O artigo "A transição religiosa brasileira e o processo de difusão das filiações evangélicas no Rio de Janeiro", que será apresentado no 19º Encontro Nacional de Estudos Populacionais, a realizar-se em São Pedro (SP) nesta semana, analisa os dados do Estado do Rio (que costuma antecipar em duas ou três décadas o que acontecerá com o Brasil em termos de religião) e conclui que a população católica continua perdendo espaço para outras denominações, notadamente os evangélicos pentecostais e neopentecostais. Se as tendências se mantiverem, até 2030 os católicos se tornarão menos de 50% dos brasileiros.

Até aí não há muita novidade. Outros estudos dos mesmos autores já haviam apontado essa tendência.
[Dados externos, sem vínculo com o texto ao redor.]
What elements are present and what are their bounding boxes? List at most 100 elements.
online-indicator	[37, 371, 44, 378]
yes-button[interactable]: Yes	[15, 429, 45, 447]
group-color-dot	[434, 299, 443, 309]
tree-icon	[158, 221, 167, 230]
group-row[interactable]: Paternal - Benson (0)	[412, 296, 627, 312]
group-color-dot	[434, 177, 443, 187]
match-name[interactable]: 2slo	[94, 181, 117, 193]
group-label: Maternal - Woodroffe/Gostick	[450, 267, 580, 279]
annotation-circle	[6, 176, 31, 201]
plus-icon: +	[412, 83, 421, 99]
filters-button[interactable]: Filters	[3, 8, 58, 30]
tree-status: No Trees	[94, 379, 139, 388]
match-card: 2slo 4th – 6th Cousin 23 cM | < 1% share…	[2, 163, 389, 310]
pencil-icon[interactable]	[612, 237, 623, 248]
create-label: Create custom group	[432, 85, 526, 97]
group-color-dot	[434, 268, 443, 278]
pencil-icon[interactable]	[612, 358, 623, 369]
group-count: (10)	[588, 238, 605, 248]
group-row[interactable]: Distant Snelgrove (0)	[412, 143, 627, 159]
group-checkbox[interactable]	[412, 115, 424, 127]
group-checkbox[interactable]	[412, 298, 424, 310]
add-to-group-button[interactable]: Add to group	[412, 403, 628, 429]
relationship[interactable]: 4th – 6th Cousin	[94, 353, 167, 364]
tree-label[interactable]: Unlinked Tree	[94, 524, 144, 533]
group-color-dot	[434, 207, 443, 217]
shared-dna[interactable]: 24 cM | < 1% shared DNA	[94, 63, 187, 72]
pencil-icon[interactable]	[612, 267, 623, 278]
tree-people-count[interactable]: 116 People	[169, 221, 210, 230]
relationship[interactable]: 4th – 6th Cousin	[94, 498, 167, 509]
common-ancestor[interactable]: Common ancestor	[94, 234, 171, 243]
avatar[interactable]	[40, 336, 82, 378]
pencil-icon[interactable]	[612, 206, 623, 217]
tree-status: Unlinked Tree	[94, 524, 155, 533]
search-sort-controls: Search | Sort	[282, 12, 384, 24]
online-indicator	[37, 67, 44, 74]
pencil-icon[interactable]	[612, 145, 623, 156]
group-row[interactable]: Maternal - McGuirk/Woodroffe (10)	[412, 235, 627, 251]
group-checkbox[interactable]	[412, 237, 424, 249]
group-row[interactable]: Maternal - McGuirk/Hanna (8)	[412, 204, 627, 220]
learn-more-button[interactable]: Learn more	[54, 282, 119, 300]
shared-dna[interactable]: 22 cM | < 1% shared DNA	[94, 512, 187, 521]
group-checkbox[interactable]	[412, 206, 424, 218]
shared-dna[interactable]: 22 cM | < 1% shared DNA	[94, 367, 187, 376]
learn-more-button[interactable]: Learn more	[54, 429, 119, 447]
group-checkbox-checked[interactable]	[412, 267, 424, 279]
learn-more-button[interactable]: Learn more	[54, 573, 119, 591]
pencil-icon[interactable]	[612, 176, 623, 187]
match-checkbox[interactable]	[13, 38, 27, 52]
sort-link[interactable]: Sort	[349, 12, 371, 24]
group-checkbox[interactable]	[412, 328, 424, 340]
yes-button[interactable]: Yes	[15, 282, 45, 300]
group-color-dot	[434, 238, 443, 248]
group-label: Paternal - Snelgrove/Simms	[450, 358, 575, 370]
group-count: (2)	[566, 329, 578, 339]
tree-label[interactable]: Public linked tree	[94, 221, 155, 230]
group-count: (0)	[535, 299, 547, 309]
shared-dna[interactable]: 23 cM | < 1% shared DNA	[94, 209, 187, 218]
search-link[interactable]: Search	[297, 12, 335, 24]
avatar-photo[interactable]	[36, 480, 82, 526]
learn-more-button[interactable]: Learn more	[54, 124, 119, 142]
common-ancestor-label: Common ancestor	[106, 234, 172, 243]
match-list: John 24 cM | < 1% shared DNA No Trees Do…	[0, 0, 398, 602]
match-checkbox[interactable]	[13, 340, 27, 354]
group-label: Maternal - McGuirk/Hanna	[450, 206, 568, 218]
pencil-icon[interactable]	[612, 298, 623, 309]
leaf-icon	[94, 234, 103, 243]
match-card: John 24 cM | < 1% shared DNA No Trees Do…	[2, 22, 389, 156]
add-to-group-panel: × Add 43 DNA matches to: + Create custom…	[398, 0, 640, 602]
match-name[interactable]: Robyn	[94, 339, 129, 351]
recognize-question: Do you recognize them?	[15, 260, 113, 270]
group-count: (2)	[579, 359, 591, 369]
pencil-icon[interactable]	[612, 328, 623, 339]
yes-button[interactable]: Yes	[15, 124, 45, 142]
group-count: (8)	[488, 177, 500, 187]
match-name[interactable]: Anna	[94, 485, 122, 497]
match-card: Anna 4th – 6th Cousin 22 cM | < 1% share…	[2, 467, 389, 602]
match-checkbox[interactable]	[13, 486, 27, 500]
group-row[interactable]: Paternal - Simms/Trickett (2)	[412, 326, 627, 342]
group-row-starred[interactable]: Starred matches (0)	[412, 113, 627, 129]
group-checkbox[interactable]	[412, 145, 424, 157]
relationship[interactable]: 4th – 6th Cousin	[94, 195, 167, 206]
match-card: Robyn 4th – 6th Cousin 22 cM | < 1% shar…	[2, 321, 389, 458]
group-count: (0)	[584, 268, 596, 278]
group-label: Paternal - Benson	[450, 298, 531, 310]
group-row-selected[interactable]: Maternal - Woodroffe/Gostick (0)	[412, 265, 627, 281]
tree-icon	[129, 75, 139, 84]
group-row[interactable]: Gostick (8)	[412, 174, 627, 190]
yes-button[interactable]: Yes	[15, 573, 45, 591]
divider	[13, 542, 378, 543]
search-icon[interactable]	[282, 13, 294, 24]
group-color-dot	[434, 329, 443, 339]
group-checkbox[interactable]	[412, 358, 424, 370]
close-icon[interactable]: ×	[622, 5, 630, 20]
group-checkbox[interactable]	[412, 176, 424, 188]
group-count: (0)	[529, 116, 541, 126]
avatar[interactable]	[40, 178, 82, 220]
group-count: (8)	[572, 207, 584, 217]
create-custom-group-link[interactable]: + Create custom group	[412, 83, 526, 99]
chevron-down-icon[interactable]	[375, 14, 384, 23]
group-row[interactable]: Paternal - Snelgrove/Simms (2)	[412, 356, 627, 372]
O novo trabalho, porém, mostra que a ebulição religiosa é muito mais intensa ao longo dos eixos das duas principais rodovias que cortam o Estado, a Dutra e a BR 101. Nas cidades que margeiam essas estradas, os evangélicos crescem muito mais rapidamente do que em outras áreas.

Esse achado é consistente com a tese de que os evangélicos divulgam sua doutrina e fidelizam seus clientes segundo critérios de mercado e valendo-se de um padrão de contato porta a porta. Possuir rádios e TVs ajuda, mas interações sociais diretas são insubstituíveis.

E o que pensar desse troca-troca religioso e da mercantilização da fé? Embora muitos vejam o fenômeno com maus olhos, creio que ele evidencia um fato auspicioso. No mundo de hoje, as pessoas se sentem aptas a contestar a tradição e decidir por si mesmas a que grupos irão pertencer. Isto é, se quisermos, uma das definições de liberdade.